Mary wondered for an agonized instant whether the cord of his sanity had snapped under the day's terrific ordeal, and she stood there still leaning limp and pallid and wide-eyed against the wall, holding before her the tape that had told her the story—and not realizing that she held it. Then the man awoke from his sleep-walker's vacancy and realized her presence. At the sight of her despairing eyes and inert figure resting for support against the mahogany panels, his expression altered. His eyes woke to life and, again moistening his lips, he forced the ghost of a smile which at first succeeded only in being ghastly.

"So you know?" he questioned.

Mary Burton did not reply in words. She could not, but she nodded her head and something between a groan and a sob came from her parted lips. Then her voice returned and she murmured in heart-broken self-accusation: "It was because of me."

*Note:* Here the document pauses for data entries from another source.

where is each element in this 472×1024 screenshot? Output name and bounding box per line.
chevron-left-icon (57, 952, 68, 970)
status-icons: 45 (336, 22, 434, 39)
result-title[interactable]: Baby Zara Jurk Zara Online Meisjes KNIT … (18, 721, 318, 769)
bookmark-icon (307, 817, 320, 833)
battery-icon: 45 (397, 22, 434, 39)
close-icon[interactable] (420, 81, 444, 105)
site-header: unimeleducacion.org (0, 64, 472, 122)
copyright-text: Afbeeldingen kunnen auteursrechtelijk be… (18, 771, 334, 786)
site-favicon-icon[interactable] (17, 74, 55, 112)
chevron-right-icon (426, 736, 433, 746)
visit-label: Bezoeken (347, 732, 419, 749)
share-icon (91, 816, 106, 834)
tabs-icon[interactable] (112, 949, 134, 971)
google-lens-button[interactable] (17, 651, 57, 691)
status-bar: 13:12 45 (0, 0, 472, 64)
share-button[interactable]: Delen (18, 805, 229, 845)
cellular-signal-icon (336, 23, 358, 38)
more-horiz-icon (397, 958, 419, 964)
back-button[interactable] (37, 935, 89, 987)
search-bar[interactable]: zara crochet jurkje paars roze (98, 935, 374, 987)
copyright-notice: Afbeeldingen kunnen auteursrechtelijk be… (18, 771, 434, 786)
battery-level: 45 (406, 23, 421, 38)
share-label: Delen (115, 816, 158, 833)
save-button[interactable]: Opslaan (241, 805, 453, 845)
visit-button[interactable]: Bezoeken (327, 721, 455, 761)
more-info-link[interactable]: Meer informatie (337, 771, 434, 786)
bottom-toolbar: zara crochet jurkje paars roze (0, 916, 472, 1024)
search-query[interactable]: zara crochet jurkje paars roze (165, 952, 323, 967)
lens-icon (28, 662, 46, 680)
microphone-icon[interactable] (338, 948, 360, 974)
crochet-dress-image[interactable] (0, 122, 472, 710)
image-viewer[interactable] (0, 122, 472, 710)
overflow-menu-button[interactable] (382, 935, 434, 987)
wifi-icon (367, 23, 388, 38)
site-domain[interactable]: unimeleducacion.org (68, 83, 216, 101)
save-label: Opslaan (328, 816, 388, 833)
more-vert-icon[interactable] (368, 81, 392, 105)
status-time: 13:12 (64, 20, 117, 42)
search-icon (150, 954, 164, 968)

He stood shaking himself as a dog shakes off water. His drooped shoulders came back with an abrupt snap and his head threw itself up and his chest out. With a swift stride he had reached her and folded her into his embrace. For once the regal confidence had left her and the courage was dead in her heart. She lay in his arms a dead weight, which, but for his supporting strength, would have crumbled to a limp mass on the floor. But as he held her, fresh bravery flooded his arteries and his voice came clear and untainted of weakness:

"We still have each other," he told her passionately. "You once asked me whether, if you were penniless, I should still want you. Today I am penniless and owe millions—do you still want me?"

Her arms clung to him more closely and the eyes that gazed into his revealed, as they had on that first night, all that was in her soul. Once more she answered him with a question: "Look at me—do I want you?"

He swept her from her feet and carried her to a chair, where he put her gently down, then he knelt by her side with her hands clasped convulsively in his own. For a moment it is doubtful whether he realized anything save her presence. His voice was the voice of the man who had met her by the mountain road, of the man who had come to her in the darkness at Haverly Lodge and claimed her without preamble.